The Annual Reports Library - Library FAQ

Non-profit, Charity and Other types of Annual Reports

    When most people think of Annual Reports they usually think of the corporate variety. Many non-profit organizations, foundations and charities produce annual reports. These reports can be useful for assessing the performance of an organization. These "non-corporate" reports will often consist of 4 sections:

    1. Chairman of the Board letter
    2. Description of the charity, causes, actions, accomplishments, etc. of the organization
    3. Financial statement
    4. Directors and Officers

    A useful place to start in evaluating an organization is the description section. This section should describe the activities of the organization. It should be clear what the organization has accomplished and who it supports.

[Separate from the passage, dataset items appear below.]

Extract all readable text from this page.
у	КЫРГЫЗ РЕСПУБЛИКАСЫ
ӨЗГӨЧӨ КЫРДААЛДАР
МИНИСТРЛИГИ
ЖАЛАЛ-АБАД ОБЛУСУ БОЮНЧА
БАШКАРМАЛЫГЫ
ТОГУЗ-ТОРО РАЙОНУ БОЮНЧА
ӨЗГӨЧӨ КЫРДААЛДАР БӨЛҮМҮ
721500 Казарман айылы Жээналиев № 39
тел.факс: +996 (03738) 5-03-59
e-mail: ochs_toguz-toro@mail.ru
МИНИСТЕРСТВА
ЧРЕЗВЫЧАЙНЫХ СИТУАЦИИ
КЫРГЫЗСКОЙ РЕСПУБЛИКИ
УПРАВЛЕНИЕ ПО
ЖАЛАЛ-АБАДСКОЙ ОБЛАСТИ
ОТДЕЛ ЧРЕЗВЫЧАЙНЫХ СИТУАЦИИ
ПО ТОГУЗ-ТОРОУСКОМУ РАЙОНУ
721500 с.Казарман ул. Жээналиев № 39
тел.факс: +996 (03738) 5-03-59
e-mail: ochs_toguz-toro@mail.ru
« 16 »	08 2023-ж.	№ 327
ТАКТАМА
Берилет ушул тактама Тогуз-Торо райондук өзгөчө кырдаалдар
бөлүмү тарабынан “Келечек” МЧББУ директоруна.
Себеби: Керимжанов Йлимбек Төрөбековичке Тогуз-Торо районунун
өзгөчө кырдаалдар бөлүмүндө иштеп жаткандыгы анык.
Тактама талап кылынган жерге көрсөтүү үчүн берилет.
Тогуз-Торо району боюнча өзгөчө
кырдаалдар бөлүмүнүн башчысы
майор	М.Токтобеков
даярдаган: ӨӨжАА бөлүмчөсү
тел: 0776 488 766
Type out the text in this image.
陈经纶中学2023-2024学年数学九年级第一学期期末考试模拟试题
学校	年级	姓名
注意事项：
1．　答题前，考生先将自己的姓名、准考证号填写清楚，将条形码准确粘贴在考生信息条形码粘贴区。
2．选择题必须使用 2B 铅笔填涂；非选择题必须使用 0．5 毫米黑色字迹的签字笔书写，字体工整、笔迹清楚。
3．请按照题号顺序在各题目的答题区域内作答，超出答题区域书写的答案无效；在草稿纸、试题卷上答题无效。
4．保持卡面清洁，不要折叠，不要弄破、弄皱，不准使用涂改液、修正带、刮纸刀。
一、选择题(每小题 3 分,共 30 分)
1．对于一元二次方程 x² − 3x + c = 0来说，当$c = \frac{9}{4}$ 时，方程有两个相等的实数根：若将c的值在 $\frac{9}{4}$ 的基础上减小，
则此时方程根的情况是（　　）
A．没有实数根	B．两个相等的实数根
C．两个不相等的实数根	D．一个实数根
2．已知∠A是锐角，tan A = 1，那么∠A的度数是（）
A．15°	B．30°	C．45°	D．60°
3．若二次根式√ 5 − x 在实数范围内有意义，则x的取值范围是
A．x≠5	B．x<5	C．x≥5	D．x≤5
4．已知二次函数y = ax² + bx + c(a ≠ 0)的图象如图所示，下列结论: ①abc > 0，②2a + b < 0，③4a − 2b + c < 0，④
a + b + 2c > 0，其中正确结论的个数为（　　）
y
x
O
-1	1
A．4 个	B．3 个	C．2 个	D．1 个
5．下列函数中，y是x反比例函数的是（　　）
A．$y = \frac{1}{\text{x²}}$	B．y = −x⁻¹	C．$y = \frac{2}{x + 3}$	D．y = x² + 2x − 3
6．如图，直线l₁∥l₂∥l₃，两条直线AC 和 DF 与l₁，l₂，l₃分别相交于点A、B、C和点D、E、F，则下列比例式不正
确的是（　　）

    The list of directors and officers gives some idea who is associated with this organization. Are the directors respected in the community? What association do they have with other organizations and businesses in the community? The size of the board may be worth considering as anything over 15 can make board meetings difficult and unproductive.

    The financial statement is one of the most important areas to carefully evaluate. This is often broken into:

    1. CPA Opinion letter
    2. Income statement
    3. Balance sheet
    4. Footnotes

    The CPA opinion letter is especially important if there are qualifications. If there are no qualifications, the letter will be short and simply state that the organization has followed standard GAAP rules. If there are qualifications, these should be considered carefully.

    The income statement is critical. It shows what money came in and where it went. The percentage of revenues going to salaries, G&A, management services and fund-raising expenses are important to consider. The NCIB (National Charities Information Bureau) recommendations that organizations spend at least 60% of annual expenses for program activities.

    The Balance Sheet shows where funds have been placed over the years. The NCIB recommends that organizations

    • have net assets available for the following fiscal year of not more than twice the current year's expenses or the next year's budget, whichever is higher;
    • not have a persistent and/or increasing deficit in unrestricted net assets.

    Footnotes are important to read as they can alert the reader to lawsuits, litigation, IRS problems, loans to directors or officers, loans for other purposes and "extraordinary charges".

    Most reputable charitable organizations will provide copies of their annual reports for the asking. It is wise to refrain from making significant donations to organizations who are not willing to provide financial information.